In one of the many obituaries written to celebrate John Wooden’s life, Peter Kerasotis notes that:
In 1948, when Wooden accepted UCLA’s head coaching job, he did so after he thought that Minnesota, which was his first choice for a head job, didn’t get back with him. It turns out, though, that bad weather had downed phone lines, which prevented Minnesota’s officials from contacting him. When they finally did, and offered him a job, Wooden had already told UCLA yes, and he couldn’t go back on his word.
In another Bill Dwyre observes of an event a decade ago:
He got a call recently from somebody who wanted a copy of his new book, “WOODEN: A Lifetime of Observations and Reflections On and Off the Court.” The caller said he needed the book right away, so Wooden got one off the shelf, stuffed some padding in the envelope, packaged it up, taped it shut and went out and mailed it. The man had given Wooden a collect Federal Express number, but Wooden fretted that sending the book that way would be much too costly for the caller. It never occurred to him that few Hall of Fame sports figures prepare mailings for strangers.
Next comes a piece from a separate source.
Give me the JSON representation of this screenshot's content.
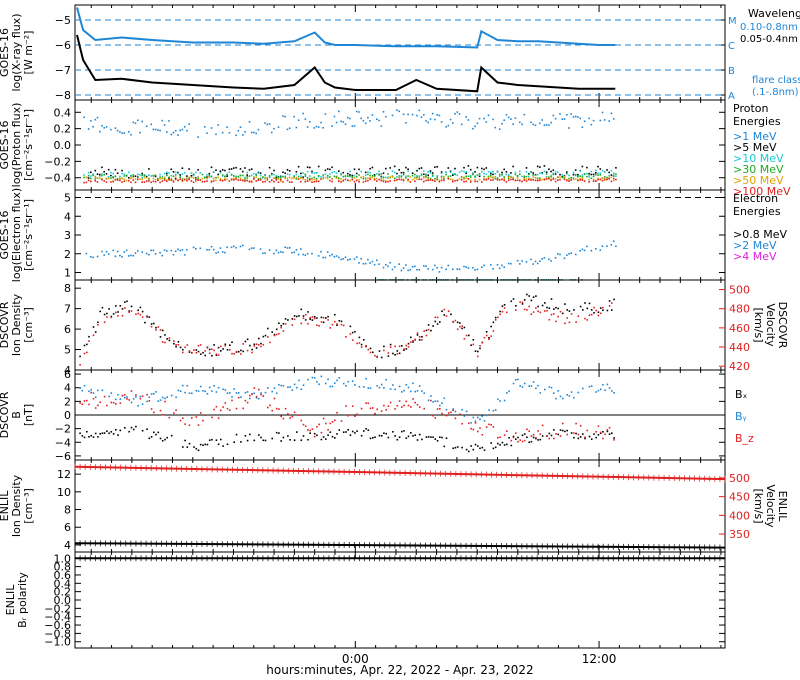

Bill Dwyre concludes his reminiscences thus:
On Oct. 14, 2000, he will be 90 years old. Yet he walks me out, shuffling alongside and making sure the gate is open and that I can find my way comfortably. My comfort is his. As I drive away, I remember something he told me weeks ago, a quote from Mother Teresa that he found meaningful: “A life not lived for others is not a life.” And I find myself wondering if there really is another one like him out there, or if this really is as good as it gets.
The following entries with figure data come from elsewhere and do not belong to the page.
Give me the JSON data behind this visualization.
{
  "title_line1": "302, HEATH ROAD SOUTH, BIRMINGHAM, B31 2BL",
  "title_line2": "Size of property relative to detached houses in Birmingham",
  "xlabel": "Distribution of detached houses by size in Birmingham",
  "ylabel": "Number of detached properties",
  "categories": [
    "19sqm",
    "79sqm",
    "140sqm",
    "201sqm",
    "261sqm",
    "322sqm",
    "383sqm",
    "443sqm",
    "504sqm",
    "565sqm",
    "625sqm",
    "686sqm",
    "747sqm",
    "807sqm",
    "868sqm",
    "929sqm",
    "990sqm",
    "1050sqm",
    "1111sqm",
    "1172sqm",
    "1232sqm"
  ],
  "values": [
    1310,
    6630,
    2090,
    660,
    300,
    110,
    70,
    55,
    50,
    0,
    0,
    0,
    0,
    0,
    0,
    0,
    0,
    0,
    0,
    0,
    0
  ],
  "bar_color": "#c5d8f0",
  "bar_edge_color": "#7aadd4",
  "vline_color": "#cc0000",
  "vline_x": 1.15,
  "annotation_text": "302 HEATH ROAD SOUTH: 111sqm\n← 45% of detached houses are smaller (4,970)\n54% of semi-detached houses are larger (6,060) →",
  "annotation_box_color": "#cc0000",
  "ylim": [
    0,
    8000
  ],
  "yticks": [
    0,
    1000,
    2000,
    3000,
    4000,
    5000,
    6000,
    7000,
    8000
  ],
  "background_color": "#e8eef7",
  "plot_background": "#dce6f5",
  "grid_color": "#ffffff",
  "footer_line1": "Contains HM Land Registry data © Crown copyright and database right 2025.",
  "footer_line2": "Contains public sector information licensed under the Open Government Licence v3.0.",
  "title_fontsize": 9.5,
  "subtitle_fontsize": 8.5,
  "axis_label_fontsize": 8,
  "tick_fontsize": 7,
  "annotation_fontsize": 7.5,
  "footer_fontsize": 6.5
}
There are many Coach Wooden stories celebrated in the last week. Many of these are pervaded by his humanity and his profound commitment to education. Mike Krzyzewski‘s eloquence seems to have captured many people’s thoughts:
Today, we’ve lost a giant in all of sport with the passing of Coach Wooden. Quite likely, his accomplishments as a college basketball coach will never be matched. Neither will the impact he had on his players or the greater basketball community. Many have called Coach Wooden the ‘gold standard’ of coaches. I believe he was the ‘gold standard’ of people and carried himself with uncommon grace, dignity and humility. Coach Wooden’s name is synonymous with excellence, and deservedly so. He was one of the great leaders – in any profession – of his generation. We are blessed that the sport of basketball benefitted from his talents for so long. Coach Wooden and his wisdom will be sorely missed.